The Common Stability Mechanism behind most Self-Supervised Learning Approaches
Abhishek Jha, Matthew B. Blaschko, Yuki M. Asano, Tinne Tuytelaars
TL;DR
This work addresses embedding collapse in self-supervised learning by proposing a center-vector framework: a global center $s = \mathbb{E}_{x}[\mathbb{E}_{\omega}[g(\omega(x))]]$ that must be minimized in magnitude to maintain nontrivial representations while preserving a residual, sample-specific component. By reframing both contrastive and non-contrastive SSL methods as optimizing toward zero $|s|$ and maintaining residuals, the authors unify diverse architectures under a common stability principle. They derive gradient interpretations for approaches like Triplet/InfoNCE, SimSiam, BYOL, DINO, SwAV, and Barlow-Twins, and validate the framework with experiments on toy distributions and Imagenet100, including a simple penalized objective $L_{Simple}(f) = 0.5\left(L(f) - \lambda_L s\right)$ that can outperform standard baselines. Key findings show that center-vector magnitude tracks collapse risk and that mechanisms such as predictors, EMA targets, centering, and fixed prototypes modulate $s$ to sustain non-collapsed representations. The framework offers practical guidance for SSL design and hyperparameter selection, enabling robust learning even without negative samples or complex architectural changes.
Abstract
Last couple of years have witnessed a tremendous progress in self-supervised learning (SSL), the success of which can be attributed to the introduction of useful inductive biases in the learning process to learn meaningful visual representations while avoiding collapse.

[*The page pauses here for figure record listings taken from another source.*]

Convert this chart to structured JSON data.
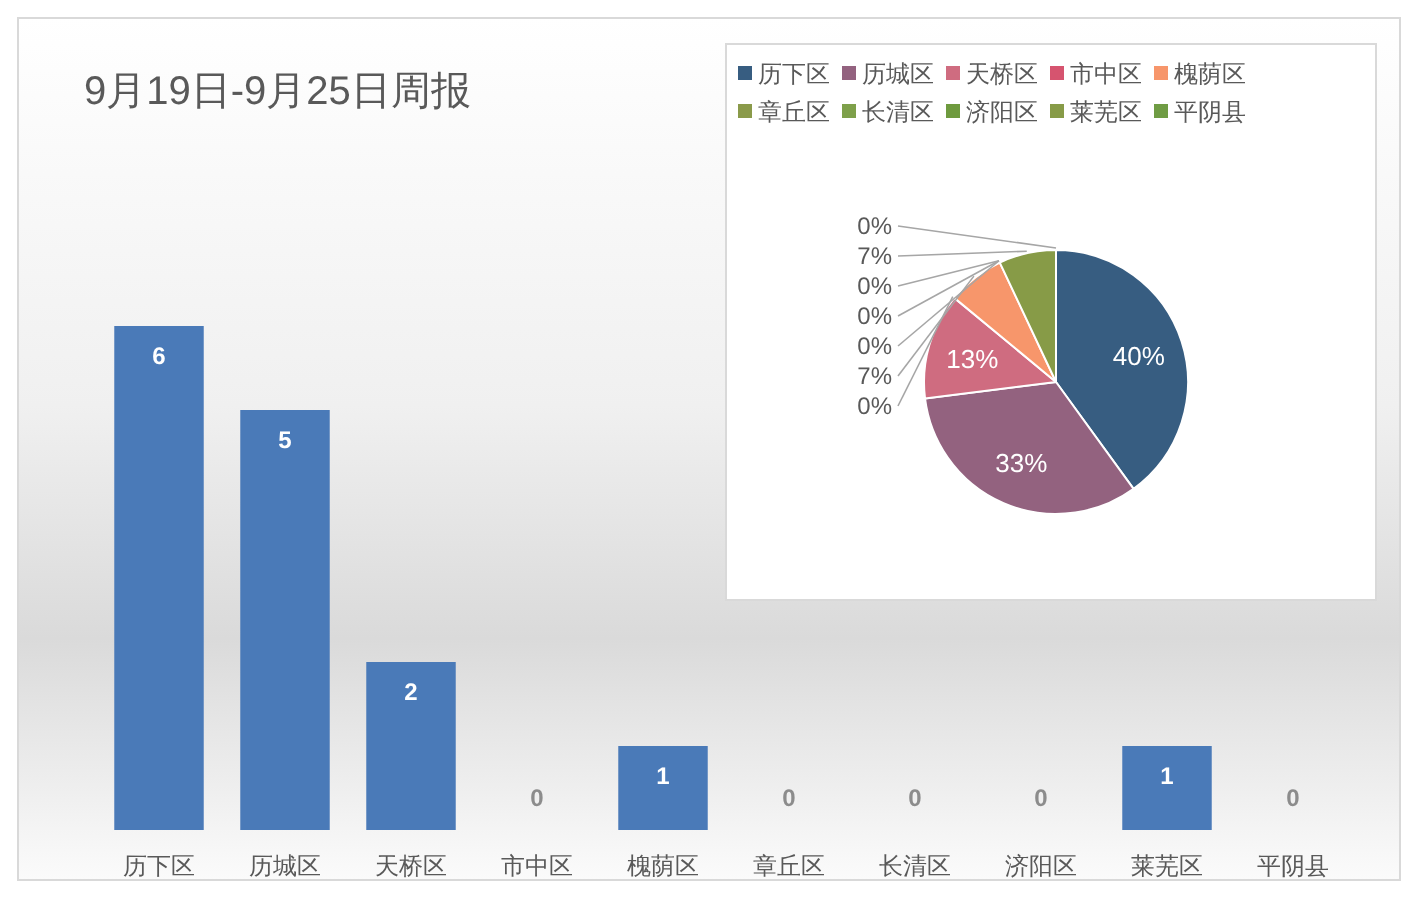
{
  "chart_data": [
    {
      "type": "bar",
      "title": "9月19日-9月25日周报",
      "categories": [
        "历下区",
        "历城区",
        "天桥区",
        "市中区",
        "槐荫区",
        "章丘区",
        "长清区",
        "济阳区",
        "莱芜区",
        "平阴县"
      ],
      "values": [
        6,
        5,
        2,
        0,
        1,
        0,
        0,
        0,
        1,
        0
      ],
      "color": "#4a7ab8",
      "data_labels": true
    },
    {
      "type": "pie",
      "categories": [
        "历下区",
        "历城区",
        "天桥区",
        "市中区",
        "槐荫区",
        "章丘区",
        "长清区",
        "济阳区",
        "莱芜区",
        "平阴县"
      ],
      "values": [
        40,
        33,
        13,
        0,
        7,
        0,
        0,
        0,
        7,
        0
      ],
      "colors": [
        "#375d81",
        "#93627f",
        "#cf6c80",
        "#d6546f",
        "#f7966b",
        "#8a9a4a",
        "#7ea04a",
        "#6e9a3e",
        "#879b47",
        "#6f9c44"
      ],
      "value_labels": [
        "40%",
        "33%",
        "13%",
        "0%",
        "7%",
        "0%",
        "0%",
        "0%",
        "7%",
        "0%"
      ],
      "legend": "top"
    }
  ]
}
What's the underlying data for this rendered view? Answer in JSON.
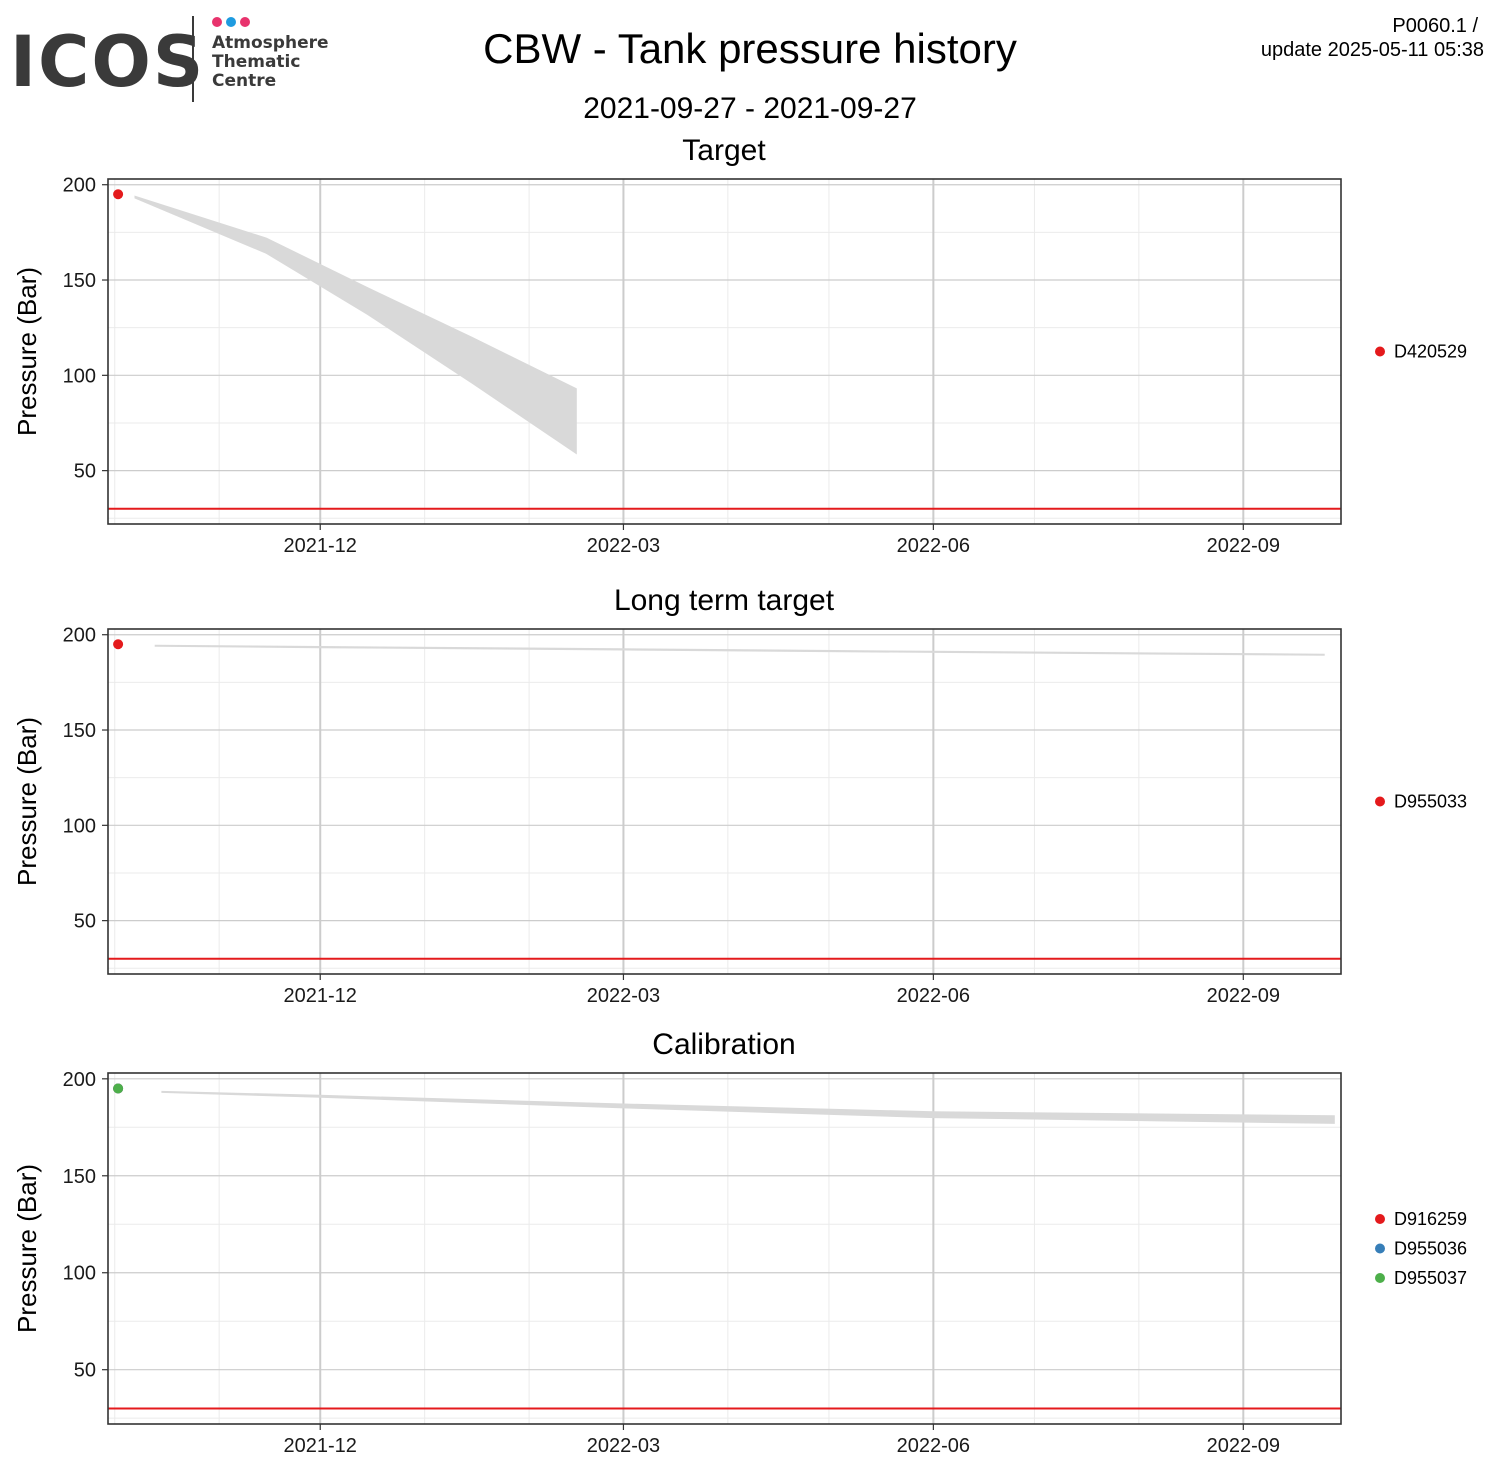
{
  "header": {
    "title": "CBW - Tank pressure history",
    "subtitle": "2021-09-27 - 2021-09-27",
    "version": "P0060.1 /",
    "update": "update  2025-05-11 05:38"
  },
  "logo": {
    "name": "ICOS",
    "subtitle_lines": [
      "Atmosphere",
      "Thematic",
      "Centre"
    ],
    "dot_colors": [
      "#e8336d",
      "#1e9be0",
      "#e8336d"
    ]
  },
  "colors": {
    "threshold": "#e41a1c",
    "band": "#d9d9d9",
    "grid_major": "#cccccc",
    "grid_minor": "#ebebeb",
    "series_red": "#e41a1c",
    "series_blue": "#377eb8",
    "series_green": "#4daf4a"
  },
  "chart_data": [
    {
      "type": "area",
      "title": "Target",
      "ylabel": "Pressure (Bar)",
      "xlabel": "",
      "x_ticks": [
        "2021-12",
        "2022-03",
        "2022-06",
        "2022-09"
      ],
      "x_range": [
        "2021-09-29",
        "2022-09-30"
      ],
      "ylim": [
        22,
        203
      ],
      "y_ticks": [
        50,
        100,
        150,
        200
      ],
      "grid": true,
      "threshold": 30,
      "legend": {
        "placement": "right",
        "entries": [
          {
            "name": "D420529",
            "color": "#e41a1c"
          }
        ]
      },
      "points": [
        {
          "series": "D420529",
          "x": "2021-10-02",
          "y": 195
        }
      ],
      "band": {
        "x": [
          "2021-10-07",
          "2021-11-15",
          "2021-12-15",
          "2022-01-15",
          "2022-02-15"
        ],
        "upper": [
          194,
          172,
          146,
          120,
          93
        ],
        "lower": [
          193,
          164,
          132,
          96,
          59
        ]
      }
    },
    {
      "type": "area",
      "title": "Long term target",
      "ylabel": "Pressure (Bar)",
      "xlabel": "",
      "x_ticks": [
        "2021-12",
        "2022-03",
        "2022-06",
        "2022-09"
      ],
      "x_range": [
        "2021-09-29",
        "2022-09-30"
      ],
      "ylim": [
        22,
        203
      ],
      "y_ticks": [
        50,
        100,
        150,
        200
      ],
      "grid": true,
      "threshold": 30,
      "legend": {
        "placement": "right",
        "entries": [
          {
            "name": "D955033",
            "color": "#e41a1c"
          }
        ]
      },
      "points": [
        {
          "series": "D955033",
          "x": "2021-10-02",
          "y": 195
        }
      ],
      "band": {
        "x": [
          "2021-10-13",
          "2021-12-01",
          "2022-03-01",
          "2022-06-01",
          "2022-09-25"
        ],
        "upper": [
          194.5,
          193.8,
          192.6,
          191.3,
          189.8
        ],
        "lower": [
          194.0,
          193.2,
          192.0,
          190.7,
          189.2
        ]
      }
    },
    {
      "type": "area",
      "title": "Calibration",
      "ylabel": "Pressure (Bar)",
      "xlabel": "",
      "x_ticks": [
        "2021-12",
        "2022-03",
        "2022-06",
        "2022-09"
      ],
      "x_range": [
        "2021-09-29",
        "2022-09-30"
      ],
      "ylim": [
        22,
        203
      ],
      "y_ticks": [
        50,
        100,
        150,
        200
      ],
      "grid": true,
      "threshold": 30,
      "legend": {
        "placement": "right",
        "entries": [
          {
            "name": "D916259",
            "color": "#e41a1c"
          },
          {
            "name": "D955036",
            "color": "#377eb8"
          },
          {
            "name": "D955037",
            "color": "#4daf4a"
          }
        ]
      },
      "points": [
        {
          "series": "D916259",
          "x": "2021-10-02",
          "y": 195
        },
        {
          "series": "D955036",
          "x": "2021-10-02",
          "y": 195
        },
        {
          "series": "D955037",
          "x": "2021-10-02",
          "y": 195
        }
      ],
      "band": {
        "x": [
          "2021-10-15",
          "2021-12-01",
          "2022-03-01",
          "2022-06-01",
          "2022-09-28"
        ],
        "upper": [
          193.5,
          191.5,
          187,
          183,
          181
        ],
        "lower": [
          193.0,
          190.5,
          185,
          180,
          177
        ]
      }
    }
  ]
}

These inductive biases and constraints manifest themselves in the form of different optimization formulations in the SSL techniques, e.g. by utilizing negative examples in a contrastive formulation, or exponential moving average and predictor in BYOL and SimSiam. In this paper, we provide a framework to explain the stability mechanism of these different SSL techniques: i) we discuss the working mechanism of contrastive techniques like SimCLR, non-contrastive techniques like BYOL, SWAV, SimSiam, Barlow Twins, and DINO; ii) we provide an argument that despite different formulations these methods implicitly optimize a similar objective function, i.e. minimizing the magnitude of the expected representation over all data samples, or the mean of the data distribution, while maximizing the magnitude of the expected representation of individual samples over different data augmentations; iii) we provide mathematical and empirical evidence to support our framework. We formulate different hypotheses and test them using the Imagenet100 dataset.